Ancak, bu hayatın birikimlerinizi elinden aldığını düşündüğünüzde çıldıracak gibi olmanızın ne siz ne de başkalarına faydası olmayacaktır.
Sade bir hayatı aşağı, kaba ve çekilmez bulan, kimsesiz, huzursuz, sancılı, stresli, düşüncesiz kalabalıkların içinde hayatı kurgulayanların istediği standartların dışına çıkmadan yaşamak birçok insan için normal bir insan davranışı gibi görülebilir. Ancak modern hayatın da bir sonu olduğunu düşünenler her geçen gün artacak ve bizim kervana katılacaktır umudunu hiçbir zaman yitirmedik. Yalnız da kalsak devam edeceğiz ormanın, kuşların, börtü böceğin; tabiatın sesini dinlemeye…

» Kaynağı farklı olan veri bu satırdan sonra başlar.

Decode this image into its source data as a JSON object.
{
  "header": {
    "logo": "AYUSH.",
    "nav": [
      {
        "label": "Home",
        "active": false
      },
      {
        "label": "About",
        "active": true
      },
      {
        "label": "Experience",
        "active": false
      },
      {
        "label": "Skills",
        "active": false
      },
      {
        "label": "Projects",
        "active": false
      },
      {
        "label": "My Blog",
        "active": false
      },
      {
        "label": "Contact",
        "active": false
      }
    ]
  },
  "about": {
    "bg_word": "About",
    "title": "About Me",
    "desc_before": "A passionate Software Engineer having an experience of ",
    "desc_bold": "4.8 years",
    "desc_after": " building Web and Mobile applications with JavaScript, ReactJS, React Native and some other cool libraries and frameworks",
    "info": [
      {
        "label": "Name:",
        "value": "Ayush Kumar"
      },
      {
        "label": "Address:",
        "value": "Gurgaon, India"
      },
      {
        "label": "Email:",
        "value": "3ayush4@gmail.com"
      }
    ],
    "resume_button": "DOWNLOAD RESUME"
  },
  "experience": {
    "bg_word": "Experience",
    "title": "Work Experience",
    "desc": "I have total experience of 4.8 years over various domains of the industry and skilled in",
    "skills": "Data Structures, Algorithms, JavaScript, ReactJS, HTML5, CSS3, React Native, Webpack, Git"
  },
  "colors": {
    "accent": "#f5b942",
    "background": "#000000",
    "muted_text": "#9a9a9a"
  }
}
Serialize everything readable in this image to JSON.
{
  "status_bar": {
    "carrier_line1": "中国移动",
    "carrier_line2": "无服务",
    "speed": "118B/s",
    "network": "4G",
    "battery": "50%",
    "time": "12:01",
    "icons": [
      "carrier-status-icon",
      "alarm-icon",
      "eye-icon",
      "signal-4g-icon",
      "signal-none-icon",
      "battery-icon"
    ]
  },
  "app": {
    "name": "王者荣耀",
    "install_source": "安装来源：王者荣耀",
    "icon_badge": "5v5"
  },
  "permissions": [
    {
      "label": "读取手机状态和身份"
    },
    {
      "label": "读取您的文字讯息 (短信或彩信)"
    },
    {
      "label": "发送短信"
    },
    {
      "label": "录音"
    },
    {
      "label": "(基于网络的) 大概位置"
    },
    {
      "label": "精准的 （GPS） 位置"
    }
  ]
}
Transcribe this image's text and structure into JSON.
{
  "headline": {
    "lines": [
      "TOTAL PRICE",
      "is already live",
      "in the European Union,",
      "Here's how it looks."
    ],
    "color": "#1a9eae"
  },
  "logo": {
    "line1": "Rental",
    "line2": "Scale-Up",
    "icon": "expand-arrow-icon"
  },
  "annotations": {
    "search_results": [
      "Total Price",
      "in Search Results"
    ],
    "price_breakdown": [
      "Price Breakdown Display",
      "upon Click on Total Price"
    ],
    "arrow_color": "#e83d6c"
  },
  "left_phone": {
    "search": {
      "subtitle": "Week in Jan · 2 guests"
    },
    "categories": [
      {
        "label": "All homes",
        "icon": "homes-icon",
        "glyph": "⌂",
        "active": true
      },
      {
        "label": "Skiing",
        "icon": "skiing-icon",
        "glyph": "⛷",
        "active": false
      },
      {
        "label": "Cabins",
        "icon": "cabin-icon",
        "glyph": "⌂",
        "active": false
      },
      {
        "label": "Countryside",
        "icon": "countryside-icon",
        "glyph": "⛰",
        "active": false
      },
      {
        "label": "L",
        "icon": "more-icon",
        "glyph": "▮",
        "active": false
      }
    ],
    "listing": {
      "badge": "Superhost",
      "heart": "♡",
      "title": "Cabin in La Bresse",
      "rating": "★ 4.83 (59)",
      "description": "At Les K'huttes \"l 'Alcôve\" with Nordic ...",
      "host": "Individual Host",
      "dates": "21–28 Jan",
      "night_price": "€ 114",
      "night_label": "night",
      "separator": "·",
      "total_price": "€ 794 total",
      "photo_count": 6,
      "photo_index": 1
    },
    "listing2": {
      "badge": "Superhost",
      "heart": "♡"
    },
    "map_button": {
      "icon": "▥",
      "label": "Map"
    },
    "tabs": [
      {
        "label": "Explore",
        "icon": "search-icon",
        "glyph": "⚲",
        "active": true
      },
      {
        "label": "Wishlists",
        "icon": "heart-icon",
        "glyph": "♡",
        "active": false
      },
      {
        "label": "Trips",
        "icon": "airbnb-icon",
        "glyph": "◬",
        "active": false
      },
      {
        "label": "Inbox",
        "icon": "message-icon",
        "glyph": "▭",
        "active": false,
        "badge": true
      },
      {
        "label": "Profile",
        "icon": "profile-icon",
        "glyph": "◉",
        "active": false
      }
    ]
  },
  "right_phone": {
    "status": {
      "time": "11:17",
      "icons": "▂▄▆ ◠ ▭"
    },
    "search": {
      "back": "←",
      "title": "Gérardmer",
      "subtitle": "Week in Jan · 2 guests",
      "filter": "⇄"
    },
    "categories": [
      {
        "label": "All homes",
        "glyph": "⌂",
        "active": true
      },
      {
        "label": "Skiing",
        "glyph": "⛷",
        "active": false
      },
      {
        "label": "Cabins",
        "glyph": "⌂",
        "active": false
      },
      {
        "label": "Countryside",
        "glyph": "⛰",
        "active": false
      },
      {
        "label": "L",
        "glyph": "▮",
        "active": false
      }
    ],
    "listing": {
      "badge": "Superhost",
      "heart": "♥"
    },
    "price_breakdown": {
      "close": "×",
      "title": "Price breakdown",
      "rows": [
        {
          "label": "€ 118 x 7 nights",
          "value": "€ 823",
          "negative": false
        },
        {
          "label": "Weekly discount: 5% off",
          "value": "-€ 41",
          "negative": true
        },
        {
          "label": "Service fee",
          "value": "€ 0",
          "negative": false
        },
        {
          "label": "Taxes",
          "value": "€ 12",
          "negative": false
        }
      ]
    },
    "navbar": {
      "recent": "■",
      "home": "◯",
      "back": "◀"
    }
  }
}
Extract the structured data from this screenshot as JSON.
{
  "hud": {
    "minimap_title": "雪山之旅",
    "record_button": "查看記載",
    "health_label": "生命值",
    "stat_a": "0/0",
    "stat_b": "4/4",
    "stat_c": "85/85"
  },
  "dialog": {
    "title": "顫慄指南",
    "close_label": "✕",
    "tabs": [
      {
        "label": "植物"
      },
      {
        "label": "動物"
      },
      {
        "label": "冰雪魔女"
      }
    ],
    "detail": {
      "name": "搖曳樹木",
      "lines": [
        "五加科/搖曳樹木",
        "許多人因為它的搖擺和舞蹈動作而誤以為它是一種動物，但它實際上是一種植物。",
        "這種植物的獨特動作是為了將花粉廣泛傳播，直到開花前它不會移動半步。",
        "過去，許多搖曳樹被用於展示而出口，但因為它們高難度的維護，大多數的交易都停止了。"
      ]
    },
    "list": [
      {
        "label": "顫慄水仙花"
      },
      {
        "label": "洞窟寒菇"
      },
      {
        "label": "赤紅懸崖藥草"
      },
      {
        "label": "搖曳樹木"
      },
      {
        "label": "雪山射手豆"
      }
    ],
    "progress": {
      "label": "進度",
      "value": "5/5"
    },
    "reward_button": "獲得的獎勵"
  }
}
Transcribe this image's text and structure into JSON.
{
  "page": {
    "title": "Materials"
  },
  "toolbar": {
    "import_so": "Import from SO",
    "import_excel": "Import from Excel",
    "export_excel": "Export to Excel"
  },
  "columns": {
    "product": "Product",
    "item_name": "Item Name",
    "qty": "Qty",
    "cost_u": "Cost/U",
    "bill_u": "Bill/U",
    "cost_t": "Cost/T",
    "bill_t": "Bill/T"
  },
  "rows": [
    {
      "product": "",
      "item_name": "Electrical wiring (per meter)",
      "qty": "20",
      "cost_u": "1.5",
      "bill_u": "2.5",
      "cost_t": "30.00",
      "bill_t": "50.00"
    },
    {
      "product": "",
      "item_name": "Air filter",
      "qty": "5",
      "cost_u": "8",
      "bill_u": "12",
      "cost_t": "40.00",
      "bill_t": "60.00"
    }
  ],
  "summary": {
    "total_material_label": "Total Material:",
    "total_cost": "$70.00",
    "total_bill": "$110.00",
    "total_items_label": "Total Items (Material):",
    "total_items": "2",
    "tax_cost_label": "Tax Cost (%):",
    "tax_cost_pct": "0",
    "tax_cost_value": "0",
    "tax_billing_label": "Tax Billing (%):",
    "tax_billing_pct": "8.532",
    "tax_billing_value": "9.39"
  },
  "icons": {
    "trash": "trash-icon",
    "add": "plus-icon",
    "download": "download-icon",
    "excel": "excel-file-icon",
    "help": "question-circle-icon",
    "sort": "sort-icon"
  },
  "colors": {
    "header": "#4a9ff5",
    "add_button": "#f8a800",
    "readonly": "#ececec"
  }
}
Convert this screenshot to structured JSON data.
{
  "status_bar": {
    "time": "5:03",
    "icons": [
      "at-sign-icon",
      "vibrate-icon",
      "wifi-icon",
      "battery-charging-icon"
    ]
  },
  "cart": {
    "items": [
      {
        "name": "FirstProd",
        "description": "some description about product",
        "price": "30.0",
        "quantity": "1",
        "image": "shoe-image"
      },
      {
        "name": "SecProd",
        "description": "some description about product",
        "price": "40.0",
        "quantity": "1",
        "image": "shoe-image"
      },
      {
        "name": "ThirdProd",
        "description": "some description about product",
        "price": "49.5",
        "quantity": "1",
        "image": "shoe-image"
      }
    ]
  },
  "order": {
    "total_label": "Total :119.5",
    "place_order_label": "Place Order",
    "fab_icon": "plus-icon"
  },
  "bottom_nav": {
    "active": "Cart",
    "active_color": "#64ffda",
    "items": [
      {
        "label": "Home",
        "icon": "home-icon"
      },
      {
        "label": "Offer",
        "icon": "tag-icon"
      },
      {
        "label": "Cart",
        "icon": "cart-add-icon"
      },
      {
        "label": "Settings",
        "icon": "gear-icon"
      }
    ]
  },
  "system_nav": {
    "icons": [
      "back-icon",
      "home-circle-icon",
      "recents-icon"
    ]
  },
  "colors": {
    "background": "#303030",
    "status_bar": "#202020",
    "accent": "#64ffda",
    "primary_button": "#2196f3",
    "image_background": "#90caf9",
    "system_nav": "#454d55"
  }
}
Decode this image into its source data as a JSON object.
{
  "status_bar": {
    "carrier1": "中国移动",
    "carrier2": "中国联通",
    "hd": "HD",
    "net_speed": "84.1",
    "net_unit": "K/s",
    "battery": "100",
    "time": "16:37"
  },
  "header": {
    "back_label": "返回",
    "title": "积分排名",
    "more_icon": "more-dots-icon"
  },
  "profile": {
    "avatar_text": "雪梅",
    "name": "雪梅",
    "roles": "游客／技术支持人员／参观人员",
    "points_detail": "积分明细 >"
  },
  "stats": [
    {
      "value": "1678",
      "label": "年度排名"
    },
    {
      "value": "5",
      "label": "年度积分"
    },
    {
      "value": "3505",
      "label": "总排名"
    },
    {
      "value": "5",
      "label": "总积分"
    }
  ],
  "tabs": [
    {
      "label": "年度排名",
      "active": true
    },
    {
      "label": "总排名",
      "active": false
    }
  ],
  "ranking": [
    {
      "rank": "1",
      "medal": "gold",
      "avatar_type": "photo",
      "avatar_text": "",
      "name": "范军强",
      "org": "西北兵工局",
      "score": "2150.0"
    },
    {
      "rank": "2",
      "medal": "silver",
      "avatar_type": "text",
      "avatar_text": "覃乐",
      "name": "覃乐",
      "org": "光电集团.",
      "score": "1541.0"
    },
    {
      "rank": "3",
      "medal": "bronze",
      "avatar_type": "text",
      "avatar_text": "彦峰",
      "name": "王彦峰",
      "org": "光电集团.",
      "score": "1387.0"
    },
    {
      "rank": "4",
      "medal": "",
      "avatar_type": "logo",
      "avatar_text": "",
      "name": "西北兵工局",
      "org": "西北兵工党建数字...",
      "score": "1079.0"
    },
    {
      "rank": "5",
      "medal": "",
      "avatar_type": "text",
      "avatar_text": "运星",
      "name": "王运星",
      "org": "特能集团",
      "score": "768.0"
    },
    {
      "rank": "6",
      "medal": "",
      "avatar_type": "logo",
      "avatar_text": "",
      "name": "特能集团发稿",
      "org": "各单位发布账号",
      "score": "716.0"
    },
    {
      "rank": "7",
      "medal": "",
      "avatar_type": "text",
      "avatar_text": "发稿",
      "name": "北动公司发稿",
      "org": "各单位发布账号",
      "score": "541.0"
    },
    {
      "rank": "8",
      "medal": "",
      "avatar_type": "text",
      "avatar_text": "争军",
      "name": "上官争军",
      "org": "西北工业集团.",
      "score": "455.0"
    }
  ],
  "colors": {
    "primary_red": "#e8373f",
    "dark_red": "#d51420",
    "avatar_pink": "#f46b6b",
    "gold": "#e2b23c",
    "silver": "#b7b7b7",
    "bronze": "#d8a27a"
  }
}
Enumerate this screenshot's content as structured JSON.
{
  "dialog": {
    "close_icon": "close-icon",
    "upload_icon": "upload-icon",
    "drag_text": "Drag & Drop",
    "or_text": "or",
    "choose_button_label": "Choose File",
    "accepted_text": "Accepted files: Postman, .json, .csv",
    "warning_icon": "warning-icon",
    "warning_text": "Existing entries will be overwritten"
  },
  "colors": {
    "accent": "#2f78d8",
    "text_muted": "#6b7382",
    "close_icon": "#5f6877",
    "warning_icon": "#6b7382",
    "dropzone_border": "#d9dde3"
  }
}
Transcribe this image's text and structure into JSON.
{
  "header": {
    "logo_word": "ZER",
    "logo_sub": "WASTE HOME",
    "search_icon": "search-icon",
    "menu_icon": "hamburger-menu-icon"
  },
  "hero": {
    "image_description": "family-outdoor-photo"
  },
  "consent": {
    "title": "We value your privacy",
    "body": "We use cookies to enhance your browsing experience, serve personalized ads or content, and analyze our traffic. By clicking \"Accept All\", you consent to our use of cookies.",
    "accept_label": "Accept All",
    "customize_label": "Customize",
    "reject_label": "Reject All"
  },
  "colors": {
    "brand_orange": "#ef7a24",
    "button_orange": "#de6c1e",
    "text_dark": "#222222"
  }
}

Sahilde, sakin bir kasabada fenerlerin yağmur damlası gibi gözlerindeki yaşları usul usul akıtarak serin ve nemli yolu aydınlatmasının sırrına ermeden yaşamak yaşamaksa modern insan gerçekten yaşıyordur! Varsın yaşamaya devam etsinler… Tabii buna yaşamak denirse!
Gece yarılara kadar paltoya bürünüp avare avare dolaşmak, yağmurda ıslanmak, bir türkü tutturup ıslık çalmanın hazzını alamadan yaşamak yaşamak değildir.